6 December, 2016
Introduction
The central bank of Indonesia, Bank Indonesia (“BI”) Regulation No.18/40/PBI/2016 regarding Operators of Payment Transactions Processes (“BI Regulation 18”) became effective on 9 November 2016. BI Regulation 18 seeks to regulate payment transaction processing, including:
- pre-transaction
- authorisation
- clearing
- final settlement
- post-transaction
The underlying objectives of BI Regulation 18 appear to be the application of adequate prudential and risk management principles to new areas of payment system services. This is part of the Indonesian government’s effort to support the proper development of the rapidly evolving fintech and e-commerce industries in Indonesia, as these industries are seen as being in line with the government’s long term policy goals of promoting financial inclusion and the development of small and medium size industries.
BI Regulation 18 complements existing BI regulations regulating payment, clearing and settlement activities by both banks and non-banks and focuses on, among others, the regulation of operators providing electronic wallet (or e-wallet) payment services, and switching and payment gateway services.
A further key aspect of BI Regulation 18 is to limit the maximum foreign ownership to 20% for companies performing certain aspects of payment system services (in particular, principals, switching operators, clearing operators and final settlement operators), in order to protect the role of domestic players in this space.

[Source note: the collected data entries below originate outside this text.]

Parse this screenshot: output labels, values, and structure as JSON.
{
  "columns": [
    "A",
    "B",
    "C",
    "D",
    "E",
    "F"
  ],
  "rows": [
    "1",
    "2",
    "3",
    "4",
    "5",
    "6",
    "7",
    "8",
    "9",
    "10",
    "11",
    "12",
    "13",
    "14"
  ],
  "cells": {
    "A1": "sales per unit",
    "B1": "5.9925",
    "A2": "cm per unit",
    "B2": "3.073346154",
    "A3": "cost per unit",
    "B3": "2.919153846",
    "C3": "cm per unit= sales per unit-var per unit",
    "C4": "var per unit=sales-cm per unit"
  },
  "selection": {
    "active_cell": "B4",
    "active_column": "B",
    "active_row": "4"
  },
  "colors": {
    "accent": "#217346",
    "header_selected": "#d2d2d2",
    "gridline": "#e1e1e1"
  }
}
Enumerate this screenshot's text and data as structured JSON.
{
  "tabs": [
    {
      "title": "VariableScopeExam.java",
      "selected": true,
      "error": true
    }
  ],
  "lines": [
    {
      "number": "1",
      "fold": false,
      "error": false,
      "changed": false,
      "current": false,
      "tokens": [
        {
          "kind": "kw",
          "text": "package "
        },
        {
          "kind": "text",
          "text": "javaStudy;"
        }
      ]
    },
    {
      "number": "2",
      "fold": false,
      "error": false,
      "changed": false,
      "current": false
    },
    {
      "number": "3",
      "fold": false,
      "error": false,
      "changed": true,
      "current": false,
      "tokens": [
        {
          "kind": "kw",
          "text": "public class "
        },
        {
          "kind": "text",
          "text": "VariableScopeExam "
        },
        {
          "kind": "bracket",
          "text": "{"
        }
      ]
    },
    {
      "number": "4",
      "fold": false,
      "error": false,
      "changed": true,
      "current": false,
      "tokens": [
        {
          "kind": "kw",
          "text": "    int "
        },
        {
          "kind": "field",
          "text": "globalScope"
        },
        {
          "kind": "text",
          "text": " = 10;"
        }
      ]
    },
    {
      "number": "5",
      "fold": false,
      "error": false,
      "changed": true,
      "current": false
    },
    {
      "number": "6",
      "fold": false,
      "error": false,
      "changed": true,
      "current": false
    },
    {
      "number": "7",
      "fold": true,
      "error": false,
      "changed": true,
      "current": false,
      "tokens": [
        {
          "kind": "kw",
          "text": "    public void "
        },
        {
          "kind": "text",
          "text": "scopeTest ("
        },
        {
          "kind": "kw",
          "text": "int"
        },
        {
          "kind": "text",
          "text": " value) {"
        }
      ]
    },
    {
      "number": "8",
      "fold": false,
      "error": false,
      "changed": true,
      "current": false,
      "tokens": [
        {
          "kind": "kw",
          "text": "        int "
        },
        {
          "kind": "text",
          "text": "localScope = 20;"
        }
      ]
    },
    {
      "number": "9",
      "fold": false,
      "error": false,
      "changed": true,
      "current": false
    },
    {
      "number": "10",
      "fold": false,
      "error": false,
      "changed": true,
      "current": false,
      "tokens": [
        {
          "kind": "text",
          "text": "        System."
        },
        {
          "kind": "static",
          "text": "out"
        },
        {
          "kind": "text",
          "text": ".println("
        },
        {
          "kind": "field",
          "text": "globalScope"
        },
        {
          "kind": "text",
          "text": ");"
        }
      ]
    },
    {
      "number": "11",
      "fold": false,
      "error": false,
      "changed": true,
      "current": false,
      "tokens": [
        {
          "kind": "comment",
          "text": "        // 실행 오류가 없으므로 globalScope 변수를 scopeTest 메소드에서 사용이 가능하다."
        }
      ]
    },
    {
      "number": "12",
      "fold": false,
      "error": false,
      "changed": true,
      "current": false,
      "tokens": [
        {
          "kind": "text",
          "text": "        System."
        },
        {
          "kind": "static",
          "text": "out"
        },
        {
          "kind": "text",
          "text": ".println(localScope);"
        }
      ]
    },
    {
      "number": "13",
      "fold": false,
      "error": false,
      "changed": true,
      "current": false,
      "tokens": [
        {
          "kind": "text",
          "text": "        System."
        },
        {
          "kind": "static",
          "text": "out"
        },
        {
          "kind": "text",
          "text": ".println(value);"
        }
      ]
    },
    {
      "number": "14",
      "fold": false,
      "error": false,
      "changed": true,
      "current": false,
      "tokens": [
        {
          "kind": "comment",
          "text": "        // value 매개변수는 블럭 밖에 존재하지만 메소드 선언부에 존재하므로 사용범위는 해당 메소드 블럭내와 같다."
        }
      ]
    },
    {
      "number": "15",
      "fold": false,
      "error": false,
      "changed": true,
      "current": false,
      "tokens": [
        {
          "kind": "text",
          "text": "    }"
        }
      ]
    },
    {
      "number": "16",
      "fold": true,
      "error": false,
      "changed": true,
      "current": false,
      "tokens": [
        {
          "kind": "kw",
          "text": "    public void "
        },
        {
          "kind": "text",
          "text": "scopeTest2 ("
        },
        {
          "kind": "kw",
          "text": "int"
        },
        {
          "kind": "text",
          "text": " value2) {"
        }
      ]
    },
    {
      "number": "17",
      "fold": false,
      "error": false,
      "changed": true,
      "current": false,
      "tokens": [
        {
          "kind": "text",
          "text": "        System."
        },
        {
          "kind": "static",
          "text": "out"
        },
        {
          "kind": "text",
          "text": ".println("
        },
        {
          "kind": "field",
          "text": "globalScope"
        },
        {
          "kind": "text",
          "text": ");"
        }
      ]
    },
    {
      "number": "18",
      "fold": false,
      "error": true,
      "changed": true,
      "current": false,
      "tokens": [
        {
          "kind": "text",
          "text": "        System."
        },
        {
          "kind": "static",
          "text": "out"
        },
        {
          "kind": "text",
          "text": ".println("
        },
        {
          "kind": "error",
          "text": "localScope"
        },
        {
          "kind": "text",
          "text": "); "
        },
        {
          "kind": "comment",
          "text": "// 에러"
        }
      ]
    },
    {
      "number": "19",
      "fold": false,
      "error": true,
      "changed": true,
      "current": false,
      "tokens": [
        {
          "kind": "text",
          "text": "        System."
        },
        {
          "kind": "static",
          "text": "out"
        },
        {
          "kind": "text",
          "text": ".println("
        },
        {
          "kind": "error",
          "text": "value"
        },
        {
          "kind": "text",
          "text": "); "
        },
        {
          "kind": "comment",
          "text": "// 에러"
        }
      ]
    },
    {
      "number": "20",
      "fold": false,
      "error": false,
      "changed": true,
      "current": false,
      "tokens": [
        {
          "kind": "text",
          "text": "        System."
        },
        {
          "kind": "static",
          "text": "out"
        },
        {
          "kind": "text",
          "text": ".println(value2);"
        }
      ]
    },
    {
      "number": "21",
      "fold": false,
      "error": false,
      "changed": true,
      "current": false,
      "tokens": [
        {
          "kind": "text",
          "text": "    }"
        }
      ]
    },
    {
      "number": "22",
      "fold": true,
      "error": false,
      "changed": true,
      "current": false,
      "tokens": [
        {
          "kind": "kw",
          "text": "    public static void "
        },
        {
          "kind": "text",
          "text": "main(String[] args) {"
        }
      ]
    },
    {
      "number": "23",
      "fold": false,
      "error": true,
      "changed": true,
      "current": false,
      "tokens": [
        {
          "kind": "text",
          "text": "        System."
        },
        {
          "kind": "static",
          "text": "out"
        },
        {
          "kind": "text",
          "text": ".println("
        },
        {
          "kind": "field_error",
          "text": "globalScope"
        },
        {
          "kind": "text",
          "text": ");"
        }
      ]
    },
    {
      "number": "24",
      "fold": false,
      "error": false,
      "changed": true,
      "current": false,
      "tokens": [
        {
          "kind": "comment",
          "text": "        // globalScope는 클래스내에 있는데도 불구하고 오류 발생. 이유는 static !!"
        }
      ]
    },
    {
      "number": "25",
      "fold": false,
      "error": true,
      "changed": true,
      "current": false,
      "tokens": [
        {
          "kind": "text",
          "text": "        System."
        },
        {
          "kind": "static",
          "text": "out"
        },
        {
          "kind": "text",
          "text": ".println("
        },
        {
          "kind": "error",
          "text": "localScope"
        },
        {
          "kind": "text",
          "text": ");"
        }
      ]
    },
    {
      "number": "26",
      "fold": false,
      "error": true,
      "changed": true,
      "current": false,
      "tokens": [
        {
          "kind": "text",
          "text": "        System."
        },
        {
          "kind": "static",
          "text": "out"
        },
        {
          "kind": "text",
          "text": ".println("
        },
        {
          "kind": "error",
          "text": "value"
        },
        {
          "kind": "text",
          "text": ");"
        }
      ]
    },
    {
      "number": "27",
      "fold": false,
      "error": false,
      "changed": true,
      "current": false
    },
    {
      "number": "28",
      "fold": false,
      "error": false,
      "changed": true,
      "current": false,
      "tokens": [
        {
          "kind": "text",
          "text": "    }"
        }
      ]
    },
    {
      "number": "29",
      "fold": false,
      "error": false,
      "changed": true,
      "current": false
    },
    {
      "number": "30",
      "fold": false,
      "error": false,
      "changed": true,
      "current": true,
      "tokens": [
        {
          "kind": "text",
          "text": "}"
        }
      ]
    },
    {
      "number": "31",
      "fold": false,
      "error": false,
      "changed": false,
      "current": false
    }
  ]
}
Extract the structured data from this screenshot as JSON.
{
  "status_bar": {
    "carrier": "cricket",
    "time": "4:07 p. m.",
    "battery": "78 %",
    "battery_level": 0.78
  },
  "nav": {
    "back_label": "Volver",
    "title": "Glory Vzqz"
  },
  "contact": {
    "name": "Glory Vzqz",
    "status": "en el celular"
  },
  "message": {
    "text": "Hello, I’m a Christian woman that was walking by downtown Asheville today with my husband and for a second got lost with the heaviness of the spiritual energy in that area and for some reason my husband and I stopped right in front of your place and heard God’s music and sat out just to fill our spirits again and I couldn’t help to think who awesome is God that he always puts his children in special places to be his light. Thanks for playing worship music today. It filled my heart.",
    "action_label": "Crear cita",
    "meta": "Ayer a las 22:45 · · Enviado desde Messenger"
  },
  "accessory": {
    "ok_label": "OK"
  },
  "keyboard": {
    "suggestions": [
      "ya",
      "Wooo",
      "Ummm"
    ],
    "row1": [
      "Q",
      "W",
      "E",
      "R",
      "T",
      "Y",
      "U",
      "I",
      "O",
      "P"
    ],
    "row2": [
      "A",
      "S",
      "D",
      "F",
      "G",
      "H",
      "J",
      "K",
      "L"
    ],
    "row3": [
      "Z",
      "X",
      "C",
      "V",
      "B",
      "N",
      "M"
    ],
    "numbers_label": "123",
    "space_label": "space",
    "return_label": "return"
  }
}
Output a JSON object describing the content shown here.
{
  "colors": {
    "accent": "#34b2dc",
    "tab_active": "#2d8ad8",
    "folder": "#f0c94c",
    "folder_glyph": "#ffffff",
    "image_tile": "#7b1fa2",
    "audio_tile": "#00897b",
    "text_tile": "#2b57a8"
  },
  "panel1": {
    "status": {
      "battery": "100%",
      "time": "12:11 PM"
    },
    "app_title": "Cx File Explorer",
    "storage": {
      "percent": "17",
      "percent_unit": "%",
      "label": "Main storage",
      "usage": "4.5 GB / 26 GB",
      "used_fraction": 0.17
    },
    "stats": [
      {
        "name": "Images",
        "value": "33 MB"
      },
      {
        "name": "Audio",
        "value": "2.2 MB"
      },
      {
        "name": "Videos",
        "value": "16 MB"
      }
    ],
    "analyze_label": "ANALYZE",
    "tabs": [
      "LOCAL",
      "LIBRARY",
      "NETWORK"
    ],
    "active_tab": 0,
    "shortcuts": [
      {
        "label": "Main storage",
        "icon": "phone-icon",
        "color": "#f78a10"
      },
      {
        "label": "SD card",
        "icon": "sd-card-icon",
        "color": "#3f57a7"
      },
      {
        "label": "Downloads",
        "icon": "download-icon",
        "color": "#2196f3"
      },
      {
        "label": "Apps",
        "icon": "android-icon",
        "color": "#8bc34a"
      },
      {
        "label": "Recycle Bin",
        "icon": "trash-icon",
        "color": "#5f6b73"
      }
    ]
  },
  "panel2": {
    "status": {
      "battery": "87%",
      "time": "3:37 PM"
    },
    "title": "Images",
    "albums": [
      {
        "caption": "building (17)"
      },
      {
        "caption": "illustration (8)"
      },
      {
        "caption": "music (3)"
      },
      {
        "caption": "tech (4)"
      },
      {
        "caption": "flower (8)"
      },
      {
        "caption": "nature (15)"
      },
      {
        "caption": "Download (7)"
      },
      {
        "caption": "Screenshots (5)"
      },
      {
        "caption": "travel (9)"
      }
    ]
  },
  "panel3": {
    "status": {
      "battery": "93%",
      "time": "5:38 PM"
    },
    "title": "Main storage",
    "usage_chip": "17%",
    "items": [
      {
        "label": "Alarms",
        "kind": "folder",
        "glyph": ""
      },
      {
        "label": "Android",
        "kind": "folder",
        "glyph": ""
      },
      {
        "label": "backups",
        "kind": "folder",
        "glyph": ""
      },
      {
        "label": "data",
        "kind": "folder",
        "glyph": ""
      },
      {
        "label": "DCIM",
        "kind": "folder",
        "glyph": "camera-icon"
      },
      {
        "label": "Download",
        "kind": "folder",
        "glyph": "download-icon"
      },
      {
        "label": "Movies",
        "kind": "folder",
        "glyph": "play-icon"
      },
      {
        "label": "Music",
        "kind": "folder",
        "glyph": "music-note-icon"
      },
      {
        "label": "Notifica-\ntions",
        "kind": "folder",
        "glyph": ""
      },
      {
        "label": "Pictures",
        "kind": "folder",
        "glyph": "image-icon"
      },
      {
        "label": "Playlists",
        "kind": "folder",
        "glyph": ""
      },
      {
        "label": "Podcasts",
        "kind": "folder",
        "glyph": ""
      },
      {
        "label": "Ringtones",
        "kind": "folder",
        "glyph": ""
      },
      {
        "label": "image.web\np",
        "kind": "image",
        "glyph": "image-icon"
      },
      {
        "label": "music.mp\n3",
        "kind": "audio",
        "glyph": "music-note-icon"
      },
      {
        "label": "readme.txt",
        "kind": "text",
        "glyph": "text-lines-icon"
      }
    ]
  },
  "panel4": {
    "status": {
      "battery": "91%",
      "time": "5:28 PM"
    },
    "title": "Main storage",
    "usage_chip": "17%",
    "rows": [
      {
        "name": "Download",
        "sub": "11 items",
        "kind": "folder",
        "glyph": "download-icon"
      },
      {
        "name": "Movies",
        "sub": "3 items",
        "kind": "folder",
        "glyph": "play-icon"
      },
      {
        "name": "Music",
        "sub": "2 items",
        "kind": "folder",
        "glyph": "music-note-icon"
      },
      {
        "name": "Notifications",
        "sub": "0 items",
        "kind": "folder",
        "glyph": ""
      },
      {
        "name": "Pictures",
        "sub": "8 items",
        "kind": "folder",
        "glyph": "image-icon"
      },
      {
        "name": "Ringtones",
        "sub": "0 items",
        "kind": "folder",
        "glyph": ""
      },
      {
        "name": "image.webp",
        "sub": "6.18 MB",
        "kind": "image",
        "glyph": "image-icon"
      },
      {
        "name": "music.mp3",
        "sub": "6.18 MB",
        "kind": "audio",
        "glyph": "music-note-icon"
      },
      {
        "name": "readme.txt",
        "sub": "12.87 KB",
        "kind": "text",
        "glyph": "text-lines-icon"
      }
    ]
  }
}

As previously indicated in our e-bulletin regarding the draft regulation regarding lending services based on information technology (or ‘fintech lending’) which is currently being finalised by the Indonesian Financial Services Authority (OJK) – click here for link to our previous bulletin – the broad outline of the institutional landscape and basic regulatory categorizations of the growing fintech industry in Indonesia are beginning to take shape. A fundamental aspect of the emerging regulatory landscape is that, in broad terms, the micro prudential aspects of financial services regulation (including for various emerging forms of fintech services) falls primarily under the regulatory remit of OJK, with the main exception being that services relating to payment systems remain under the regulatory remit of the Indonesian central bank, Bank Indonesia (“BI”). While the details of the interface between OJK and BI remain to be fleshed out in the context of the emerging fintech industry, BI Regulation 18 confirms the validity of this basic institutional distinction.